Note: This post is a shortened recap of a virtual talk from Robert Coop, Chief AI Officer at Advent Health Partners during Labelbox Accelerate (Nov 2022).


Advent Health Partners (AHP) is a health care service and technology company focused on efficiently driving healthcare reimbursement and offering proprietary medical record review technology. One of their flagship AI-powered products is the CAVO software platform which delivers an interactive interface for medical record review used by both insurance and payers. The AHP data science team is focused on leveraging the latest advances in optical character recognition (OCR) on these medical records and applying AI through the use of natural language processing (NLP) in the form of entity extraction. 


Extracting data from paper copies of millions of medical records is a time intensive and laborious process because these records are regularly over five hundred pages if not thousands of pages in length. Furthermore, these records typically come from numerous different providers, hospitals, insurance companies, with no consistent formatting and contain image and text files of varying formats such as PDFs, faxes, scans, etc. The AHP data science team’s primary goal is to analyze and feed this vast amount of information into their clinical machine learning models for focused review, and to examine whether or not the documentation has all the necessary elements to justify the course of treatment that a patient took.  

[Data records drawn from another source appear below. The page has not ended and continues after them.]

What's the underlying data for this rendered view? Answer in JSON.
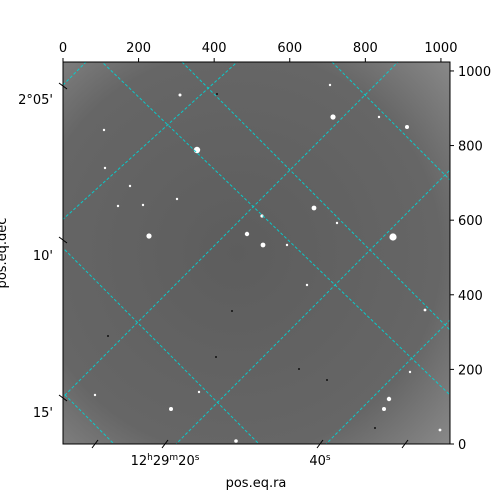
{
  "chart_data": {
    "type": "image",
    "xlabel": "pos.eq.ra",
    "ylabel": "pos.eq.dec",
    "pixel_axes": {
      "xlim": [
        0,
        1024
      ],
      "ylim": [
        0,
        1024
      ],
      "top_ticks": [
        0,
        200,
        400,
        600,
        800,
        1000
      ],
      "right_ticks": [
        0,
        200,
        400,
        600,
        800,
        1000
      ]
    },
    "world_axes": {
      "ra_ticks": [
        {
          "label_main": "12",
          "label_sup1": "h",
          "label_mid": "29",
          "label_sup2": "m",
          "label_end": "20",
          "label_sup3": "s"
        },
        {
          "label_main": "40",
          "label_sup1": "s"
        }
      ],
      "dec_ticks": [
        "2°05'",
        "10'",
        "15'"
      ]
    },
    "grid": true,
    "grid_color": "#00d4d4",
    "colormap": "gray",
    "background_color": "#6e6e6e"
  }
}
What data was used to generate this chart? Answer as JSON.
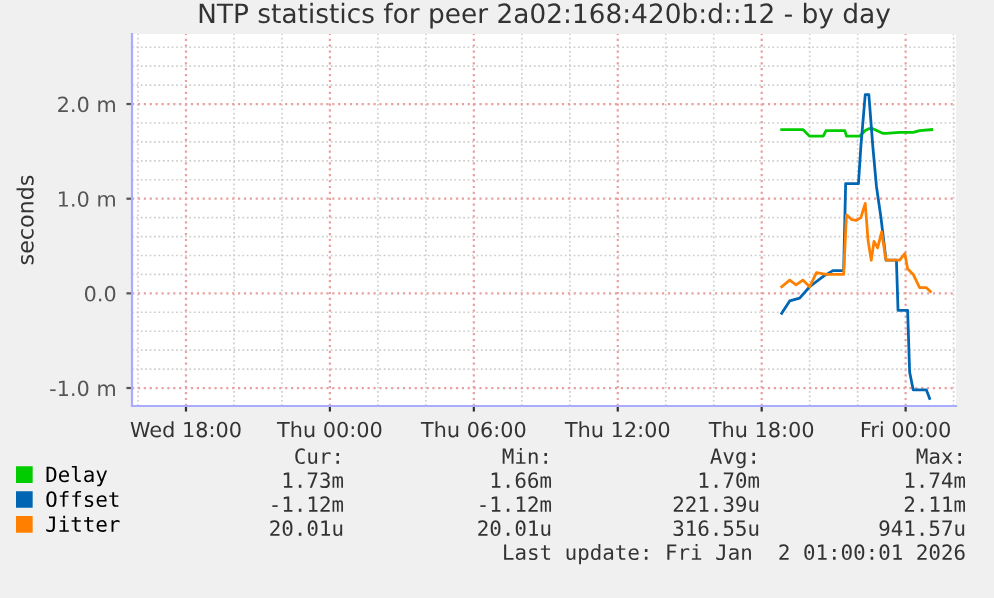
{
  "chart_data": {
    "type": "line",
    "title": "NTP statistics for peer 2a02:168:420b:d::12 - by day",
    "ylabel": "seconds",
    "xlim": [
      "2025-12-31T15:45",
      "2026-01-02T02:06"
    ],
    "ylim": [
      -1.19,
      2.74
    ],
    "xticks": [
      {
        "value": "2025-12-31T18:00",
        "label": "Wed 18:00"
      },
      {
        "value": "2026-01-01T00:00",
        "label": "Thu 00:00"
      },
      {
        "value": "2026-01-01T06:00",
        "label": "Thu 06:00"
      },
      {
        "value": "2026-01-01T12:00",
        "label": "Thu 12:00"
      },
      {
        "value": "2026-01-01T18:00",
        "label": "Thu 18:00"
      },
      {
        "value": "2026-01-02T00:00",
        "label": "Fri 00:00"
      }
    ],
    "yticks": [
      {
        "value": -1,
        "label": "-1.0 m"
      },
      {
        "value": 0,
        "label": "0.0"
      },
      {
        "value": 1,
        "label": "1.0 m"
      },
      {
        "value": 2,
        "label": "2.0 m"
      }
    ],
    "grid": true,
    "legend": "bottom left",
    "marker": "none",
    "line_style": "solid",
    "series": [
      {
        "name": "Delay",
        "color": "#00cc00",
        "x": [
          "2026-01-01T18:50",
          "2026-01-01T19:43",
          "2026-01-01T20:00",
          "2026-01-01T20:34",
          "2026-01-01T20:41",
          "2026-01-01T21:28",
          "2026-01-01T21:32",
          "2026-01-01T22:05",
          "2026-01-01T22:19",
          "2026-01-01T22:28",
          "2026-01-01T22:38",
          "2026-01-01T23:04",
          "2026-01-01T23:11",
          "2026-01-01T23:45",
          "2026-01-01T23:58",
          "2026-01-02T00:19",
          "2026-01-02T00:35",
          "2026-01-02T01:05"
        ],
        "values": [
          1.73,
          1.73,
          1.66,
          1.66,
          1.72,
          1.72,
          1.66,
          1.66,
          1.72,
          1.74,
          1.74,
          1.69,
          1.69,
          1.7,
          1.7,
          1.7,
          1.72,
          1.73
        ]
      },
      {
        "name": "Offset",
        "color": "#0066b3",
        "x": [
          "2026-01-01T18:50",
          "2026-01-01T19:10",
          "2026-01-01T19:35",
          "2026-01-01T20:00",
          "2026-01-01T20:34",
          "2026-01-01T20:58",
          "2026-01-01T21:25",
          "2026-01-01T21:30",
          "2026-01-01T22:02",
          "2026-01-01T22:08",
          "2026-01-01T22:19",
          "2026-01-01T22:28",
          "2026-01-01T22:38",
          "2026-01-01T22:47",
          "2026-01-01T22:58",
          "2026-01-01T23:11",
          "2026-01-01T23:37",
          "2026-01-01T23:41",
          "2026-01-02T00:05",
          "2026-01-02T00:10",
          "2026-01-02T00:19",
          "2026-01-02T00:52",
          "2026-01-02T01:00"
        ],
        "values": [
          -0.21,
          -0.08,
          -0.05,
          0.07,
          0.18,
          0.24,
          0.24,
          1.16,
          1.16,
          1.55,
          2.1,
          2.1,
          1.55,
          1.13,
          0.81,
          0.35,
          0.35,
          -0.18,
          -0.18,
          -0.83,
          -1.02,
          -1.02,
          -1.11
        ]
      },
      {
        "name": "Jitter",
        "color": "#ff8000",
        "x": [
          "2026-01-01T18:50",
          "2026-01-01T19:10",
          "2026-01-01T19:26",
          "2026-01-01T19:43",
          "2026-01-01T20:00",
          "2026-01-01T20:17",
          "2026-01-01T20:41",
          "2026-01-01T21:07",
          "2026-01-01T21:25",
          "2026-01-01T21:32",
          "2026-01-01T21:45",
          "2026-01-01T21:56",
          "2026-01-01T22:08",
          "2026-01-01T22:19",
          "2026-01-01T22:26",
          "2026-01-01T22:34",
          "2026-01-01T22:41",
          "2026-01-01T22:50",
          "2026-01-01T23:00",
          "2026-01-01T23:11",
          "2026-01-01T23:28",
          "2026-01-01T23:45",
          "2026-01-01T23:58",
          "2026-01-02T00:05",
          "2026-01-02T00:19",
          "2026-01-02T00:35",
          "2026-01-02T00:52",
          "2026-01-02T01:02"
        ],
        "values": [
          0.07,
          0.14,
          0.09,
          0.14,
          0.07,
          0.22,
          0.2,
          0.2,
          0.2,
          0.83,
          0.78,
          0.77,
          0.8,
          0.95,
          0.56,
          0.35,
          0.55,
          0.48,
          0.65,
          0.35,
          0.35,
          0.35,
          0.42,
          0.26,
          0.2,
          0.06,
          0.06,
          0.02
        ]
      }
    ],
    "annotations": [
      "Cur:",
      "Min:",
      "Avg:",
      "Max:",
      "1.73m",
      "1.66m",
      "1.70m",
      "1.74m",
      "-1.12m",
      "-1.12m",
      "221.39u",
      "2.11m",
      "20.01u",
      "20.01u",
      "316.55u",
      "941.57u",
      "Last update: Fri Jan  2 01:00:01 2026"
    ]
  }
}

To reduce the friction required of turning unstructured data into valuable AI data, the AHP data science team employed Labelbox’s data engine which gave them a faster way to evaluate the accuracy of entity extractions using a combination of labeling vendors and in-house experts for human review. Their team was then able to quickly build a page classification model where they took paper records and automatically tagged emergency department records, discharge notes, and types of documents that human reviewers can check within the Labelbox interface and review for accuracy. 


The AHP team also utilized a series of active learning workflows to find areas where their classification models didn’t have high enough accuracy. Their in-house team of domain experts would review both confident model predictions to prevent errors and utilize uncertainty sampling. As they set out to build a platform that extracted information from medical records to help hospitals, insurance companies, and other organizations process claims, appeals, and payments faster and more efficiently, they had to train their AI on new classes. 

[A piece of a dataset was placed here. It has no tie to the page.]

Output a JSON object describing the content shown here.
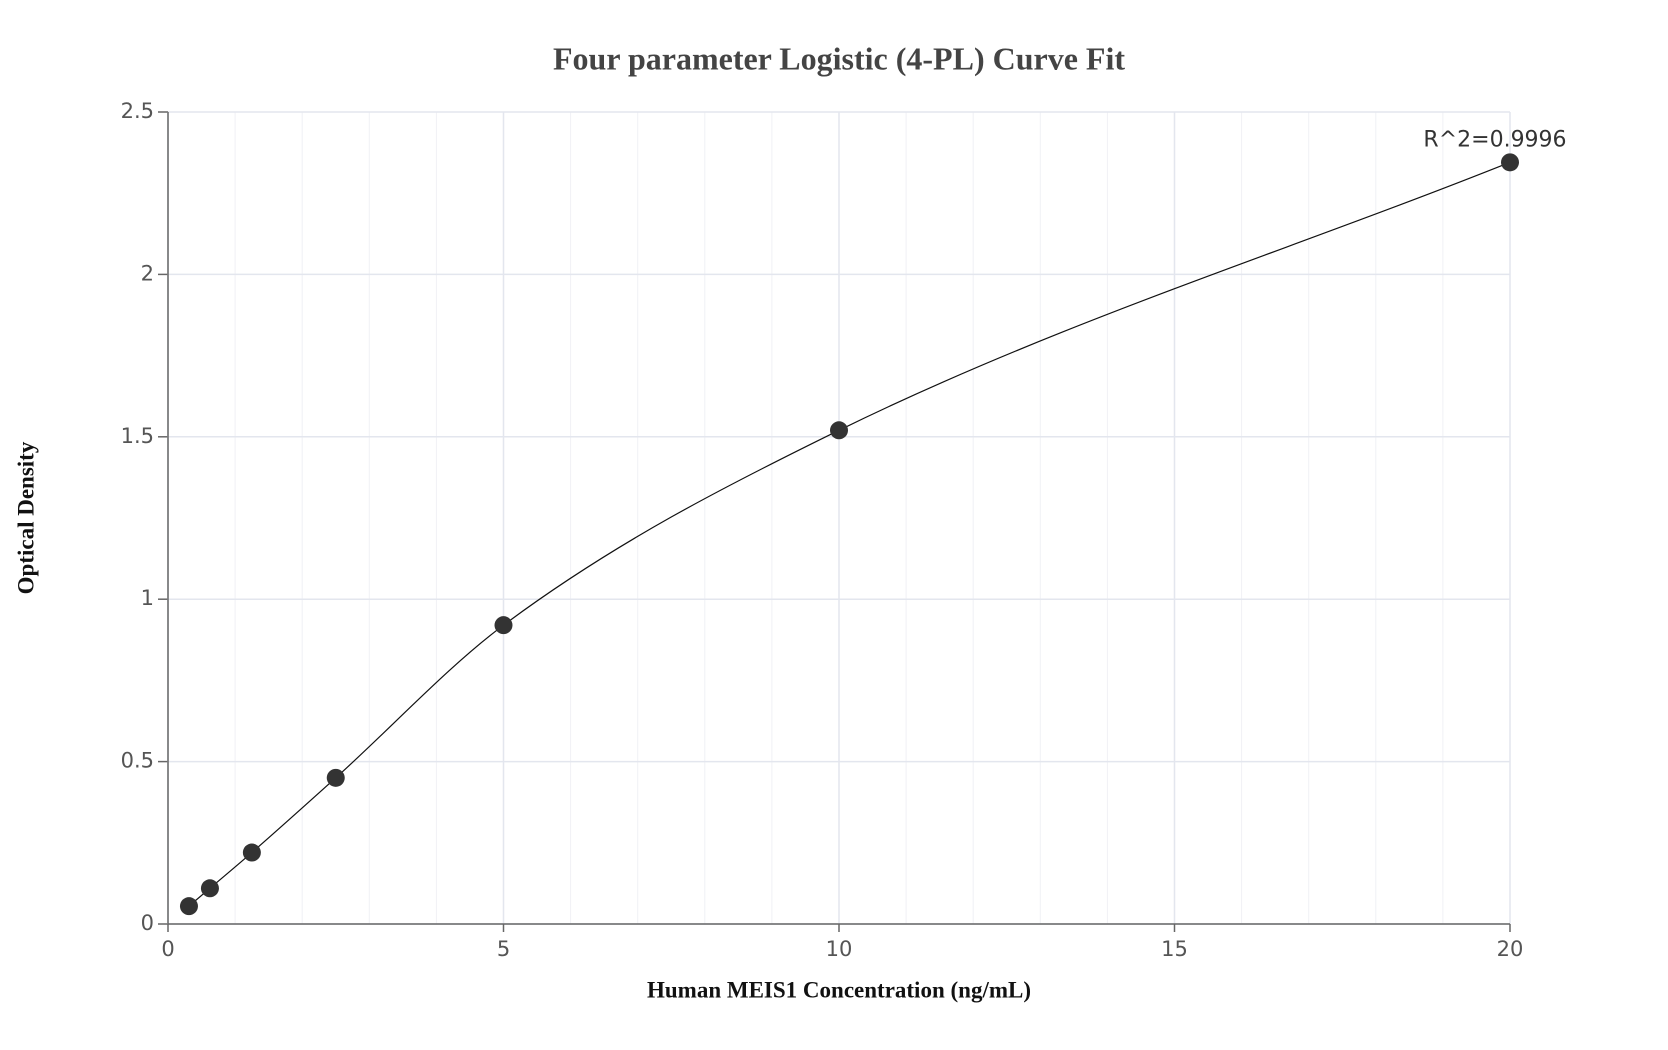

To sample data for the project, they evaluated their existing model over unlabeled samples and calculated the entropy of the output classification vector. The AHP team grouped these calculations into two buckets: one with low entropy (meaning where the model was confident on this data), and one with high entropy (where the model had low confidence). The team could then more easily sample data from these two groups, taking only 5-10% of their data from the low entropy group and the rest from the high entropy group, to train their ML models on these new areas. 


Once they trained the model on this dataset, the team realized that they had a significant class imbalance. One class was 25% of the dataset, while the least represented classes were only about 7% of the dataset. To correct this, they used the earlier version of their model to create a semi-supervised model that would balance the classes within their unlabeled data which resulted in better model performance.


In terms of the immediate results from adopting Labelbox, the AHP team is now able to dramatically speed up the labeling process of medical records for training their ML models. Classifying and annotating each page in the past typically took labelers around 13 seconds. By leveraging active learning and automation techniques such as model-assisted labeling within Labelbox, the AHP is now able to reduce the average time per label to just 8 seconds. “By using Labelbox's model-assisted labeling workflows, we have been able to cut a full 25 hours off of the amount of time for each specific labeling task, and we’ve found that our labelers have an easier time through a software-first approach,” said Robert Coop, Chief AI Officer at Advent Health Partners.